Transition énergétique – Pression du secteur privé pour Sahofika et Volobe


Les tergiversations de l’État à accélérer la finalisation des projets de deux centrales hydroélectriques de Sahofika et de Volobe inquiètent le secteur privé. À raison du reste.

Ce mois de novembre s’annonce décisif pour la Transition énergétique. Si l’on se réfère aux déclarations du ministre de l’Énergie et des hydrocarbures, Andry Rama­roson, lors de la célébration de la Journée mondiale de l’Énergie, le 22 octobre au Carlton. Selon ses dires « les négociations avec les dirigeants de la société Neho qui entendent exploiter les sites de Sahofika, le long du fleuve de l’Onive, devraient avoir lieu à la seconde semaine de novembre. J’espère que les deux parties pourront arriver à des points communs ». Une telle éventualité qui réveille le secteur privé de sa torpeur. Thierry Rajaona, président du Groupe­ment des entreprises de Madagas­car, GEM, déplore le retard accumulé dans le bouclage de ce dossier.

Tout comme celui relatif à Volobe. Deux projets de centrales hydroélectriques devant être les piliers de la transition énergétique. Pour Thierry Rajaona « les hésitations actuelles priverait le pays d’une source d’énergie fiable. Car, si ces contrats sont scellés aujourd’hui, il faudrait attendre jusqu’à cinq ans pour que ces unités des productions soient fonctionnelles. Pour qu’elles soient insérées dans le réseau de distribution. Ce qui signifierait que nous devons encore souffrir et endurer le déficit en la matière générant des coûts élevés des factures y afférentes. Aussi, nous du secteur privé, suggérons la nécessité de signer ces projets d’investissements dans les meilleurs délais ».

Possibles accords

La Banque africaine de développement, BAD, de son côté aussi, dans ses notes de Diagnostic pays, a soutenu que « l’amélioration de l’accès à l’électricité de ce genre de projets, la poursuite de l’extension des réseaux interconnectés, et surtout le redressement de la situation financière de la Jirama ».

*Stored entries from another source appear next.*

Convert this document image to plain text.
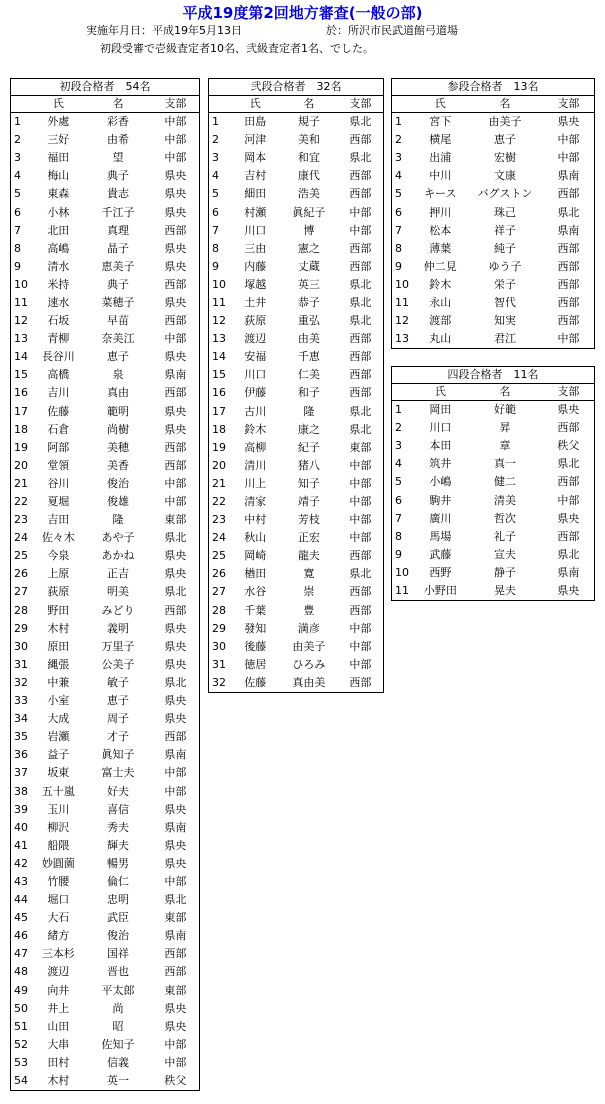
平成19度第2回地方審査(一般の部)
実施年月日：平成19年5月13日	於：所沢市民武道館弓道場
初段受審で壱級査定者10名、弐級査定者1名、でした。
初段合格者　54名			
	氏	名	支部
1	外處	彩香	中部
2	三好	由希	中部
3	福田	望	中部
4	梅山	典子	県央
5	東森	貴志	県央
6	小林	千江子	県央
7	北田	真理	西部
8	高嶋	晶子	県央
9	清水	恵美子	県央
10	米持	典子	西部
11	速水	菜穂子	県央
12	石坂	早苗	西部
13	青柳	奈美江	中部
14	長谷川	恵子	県央
15	高橋	泉	県南
16	吉川	真由	西部
17	佐藤	範明	県央
18	石倉	尚樹	県央
19	阿部	美穂	西部
20	堂領	美香	西部
21	谷川	俊治	中部
22	夏堀	俊雄	中部
23	吉田	隆	東部
24	佐々木	あや子	県北
25	今泉	あかね	県央
26	上原	正吉	県央
27	荻原	明美	県北
28	野田	みどり	西部
29	木村	義明	県央
30	原田	万里子	県央
31	縄張	公美子	県央
32	中兼	敏子	県北
33	小室	恵子	県央
34	大成	周子	県央
35	岩瀬	才子	西部
36	益子	眞知子	県南
37	坂東	富士夫	中部
38	五十嵐	好夫	中部
39	玉川	喜信	県央
40	柳沢	秀夫	県南
41	船隈	輝夫	県央
42	妙圓薗	暢男	県央
43	竹腰	倫仁	中部
44	堀口	忠明	県北
45	大石	武臣	東部
46	緒方	俊治	県南
47	三本杉	国祥	西部
48	渡辺	晋也	西部
49	向井	平太郎	東部
50	井上	尚	県央
51	山田	昭	県央
52	大串	佐知子	中部
53	田村	信義	中部
54	木村	英一	秩父
弐段合格者　32名			
	氏	名	支部
1	田島	規子	県北
2	河津	美和	西部
3	岡本	和宜	県北
4	吉村	康代	西部
5	細田	浩美	西部
6	村瀬	眞紀子	中部
7	川口	博	中部
8	三由	憲之	西部
9	内藤	丈蔵	西部
10	塚越	英三	県北
11	土井	恭子	県北
12	荻原	重弘	県北
13	渡辺	由美	西部
14	安福	千恵	西部
15	川口	仁美	西部
16	伊藤	和子	西部
17	古川	隆	県北
18	鈴木	康之	県北
19	高柳	紀子	東部
20	清川	猪八	中部
21	川上	知子	中部
22	清家	靖子	中部
23	中村	芳枝	中部
24	秋山	正宏	中部
25	岡崎	龍夫	西部
26	楢田	寛	県北
27	水谷	崇	西部
28	千葉	豊	西部
29	發知	満彦	中部
30	後藤	由美子	中部
31	徳居	ひろみ	中部
32	佐藤	真由美	西部
参段合格者　13名			
	氏	名	支部
1	宮下	由美子	県央
2	横尾	恵子	中部
3	出浦	宏樹	中部
4	中川	文康	県南
5	キース	バグストン	西部
6	押川	珠己	県北
7	松本	祥子	県南
8	薄葉	純子	西部
9	仲二見	ゆう子	西部
10	鈴木	栄子	西部
11	永山	智代	西部
12	渡部	知実	西部
13	丸山	君江	中部
四段合格者　11名			
	氏	名	支部
1	岡田	好範	県央
2	川口	昇	西部
3	本田	章	秩父
4	筑井	真一	県北
5	小嶋	健二	西部
6	駒井	清美	中部
7	廣川	哲次	県央
8	馬場	礼子	西部
9	武藤	宣夫	県北
10	西野	静子	県南
11	小野田	晃夫	県央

La BAD recommande l’accélération de la conclusion de ces possibles accords. La BAD parle d’une puissance totale installée d’environ 900 mégawatts en 2020. Le barrage hydroélectrique de Sahofika est prévu y ajouter 205 mégawatts. Celui de Volobe devra produire 120 mégawatts.

« Ces centrales proposeraient le kilowattheure à 5 cents de dollars à la Jirama. Ce qui est largement abordable par rapport au prix moyen du kilowattheure proposé actuellement à la compagnie nationale, avance-t-il » soutient Thierry Rajaona. La balle est désormais dans le camp des autorités qui ont leurs propres idées sur ces prix en question. La véritable pomme de discorde entre les parties concernées.